Redefining Green Jobs
Last week, I got a call from a national news organization who wanted me to come on live
TV to comment on David Brooks’ New York Times article “Where the Jobs Aren’t”. Unfortunately I missed the opportunity but after reading Mr. Brooks article, I felt I had to respond. The biggest problem with green jobs is not their availability but the definition of “green jobs”. Here is my definition of green jobs :
“Green, environmental and infrastructure jobs are those jobs which improve the quality of life (economics, energy and infrastructure), restore the environment and lessen environmental impacts through technology, conservation and recycling of resources.”
Green Jobs Are More Than Clean Energy Technology
In his article, Mr. Brooks asserted that green jobs and green energy jobs are synonymous and pointed out how some government sponsored green energy programs have failed to create the jobs promised by the President. While I support Mr. Brooks’ comments on his specific points, I felt it necessary to explain to the public that green jobs are more than green (or clean) energy technology. Green jobs encompass myriad career fields across the construction, environmental, infrastructure, maintenance and manufacturing sectors.(This is why I call them green, environmental and infrastructure jobs) It is in these sectors,which is often overlooked by green job advocates and detractors alike ,that companies are looking for new workers.
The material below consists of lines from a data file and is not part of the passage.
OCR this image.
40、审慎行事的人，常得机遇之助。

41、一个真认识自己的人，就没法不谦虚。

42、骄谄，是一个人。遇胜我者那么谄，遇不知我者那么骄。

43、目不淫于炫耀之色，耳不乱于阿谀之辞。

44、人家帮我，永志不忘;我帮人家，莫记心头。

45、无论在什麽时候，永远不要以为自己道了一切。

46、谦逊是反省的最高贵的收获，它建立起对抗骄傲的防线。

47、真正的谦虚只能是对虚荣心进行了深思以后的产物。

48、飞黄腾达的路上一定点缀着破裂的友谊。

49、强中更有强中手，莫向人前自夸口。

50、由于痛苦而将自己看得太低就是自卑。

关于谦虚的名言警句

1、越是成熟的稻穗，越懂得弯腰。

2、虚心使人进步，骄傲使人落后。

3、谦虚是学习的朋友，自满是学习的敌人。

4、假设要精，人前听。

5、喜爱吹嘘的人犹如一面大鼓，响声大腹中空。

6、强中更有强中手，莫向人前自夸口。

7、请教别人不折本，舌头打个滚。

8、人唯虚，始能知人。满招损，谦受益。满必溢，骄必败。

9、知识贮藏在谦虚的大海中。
Let me explain:
Missing information About Other Green Jobs
One of the major tenants of the green movement is being more efficient with resources. Before a solar or wind facility can produce power, it must be connected to the electrical grid. Most of the current US electrical grid was built in the early 20th century, “leaks” large amounts of energy during high winds and is prone to large scale blackouts during peak demand periods (see US DOE report power lines) and (see southwest power blackout). Many staunch green energy advocates mention smart grid technology as part of the clean energy jobs agenda but downplay physical grid infrastructure upgrades such as replacing copper lines with super conductive lines, building new substations and new natural gas fired plants as new sources of jobs. Why? Here is the short answer: These construction,engineering, maintenance and manufacturing jobs in the utility sector are not considered green in some circles because they not singularly support clean energy agenda and do not evoke an emotional response from the public.
An Example of Where the Green Jobs Are
Mr. Brooks quoted a GE executive who touted that the GE Smart Grid Initiative would eliminate 128,000 meter reader jobs and a study by McKinsey which found that Smart Grid technology would create a “few engineering jobs” . What was not reported is that the energy utilities industry is having a tough time finding qualified workers for their engineering and maintenance positions maintain the electrical grid (See “Why Many Green, Environmental & Infrastructure Jobs Will Go Unfilled”). In 2008, the Center of Energy Workforce Development reported that 46 percent of the energy utility high skilled workforce (including technician jobs) will have to be replaced by 2013 due to retirements and attrition (see report here) and 1 in 50 applicants for electrical linemen jobs make it through the interview process (The 2009 report was even worse).This ratio is not completely due to employers being “picky”. The major problem is that there are not enough qualified applicants available due to a lack of skills (read more about the skills gap) and the demand for improved infrastructure is rising.
Now I understand those who disagree with me will quote the Bureau of Labor Statistics website (or O*Net) and say that these jobs are not growing (see the info here). But when you factor in the ASCE Report Card for energy (see it here) which portends the amount of work that needs to be done; potential number of baby boomer retirees and number of qualified applicants to job picture looks quite different. (Here is a List of Green Jobs and their employment outlooks.)
More Green Jobs to Come
I applaud Mr. Brooks’ article for pointing out the shortcomings of some government sponsored green energy programs but when it comes to reporting on the growth and availability of green jobs the whole story should be told.